TRACKING THE FATE AND RECYCLING OF 13C-LABELED GLUCOSE IN SOIL

Abstract

A short-term incubation of soil amended with ¹³C-glucose was conducted to determine the extent of labeled C recycling that might occur within the microbial community. Changes in the production and isotopic composition of CO₂ and biomass suggest that two phases of microbial activity occurred after the glucose addition. The initial phase due directly to the metabolism of the added glucose was characterized by an increase in biomass and a high growth efficiency. A second phase appeared to be driven by less available substrates (e.g., cell wall structures, soil organic matter) and characterized by insignificant changes in biomass but significant generation of CO₂ suggestive of low growth efficiency. Glucose-C supported 12 to 73% of the CO₂-C evolved and 17 to 21% of biomass-C, suggesting glucose was the principle energy rather than a C source during the 15- to 48-hour phase of the incubation. Variation in δ¹³C composition of individual phospholipid fatty acids (PLFA) during the incubation indicated that different components of the microbial community played different roles in the cycling of the added glucose. The most enriched δ¹³C values were initially those PLFA associated with Gram-positive bacteria, suggesting they were responsible for much of the initial incorporation.

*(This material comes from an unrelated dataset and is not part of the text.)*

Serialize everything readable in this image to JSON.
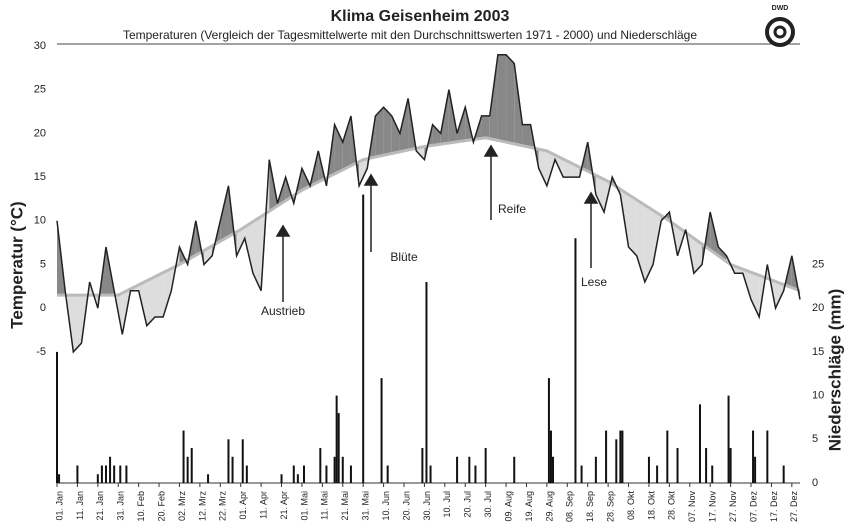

By contrast, at the end of the 48-hour incubation, 4 of 24 PLFA biomarkers were not labeled with ¹³C. Actinomycetes, however, probably played a larger role in the use of recycled glucose-derived C, as suggested by the enrichment in ¹³C of 10-methyl 18:0 PLFA after the exhaustion of glucose. Results from this study show that the element of time needs to be considered carefully in the interpretation of any stable isotope labeling and biomarker study.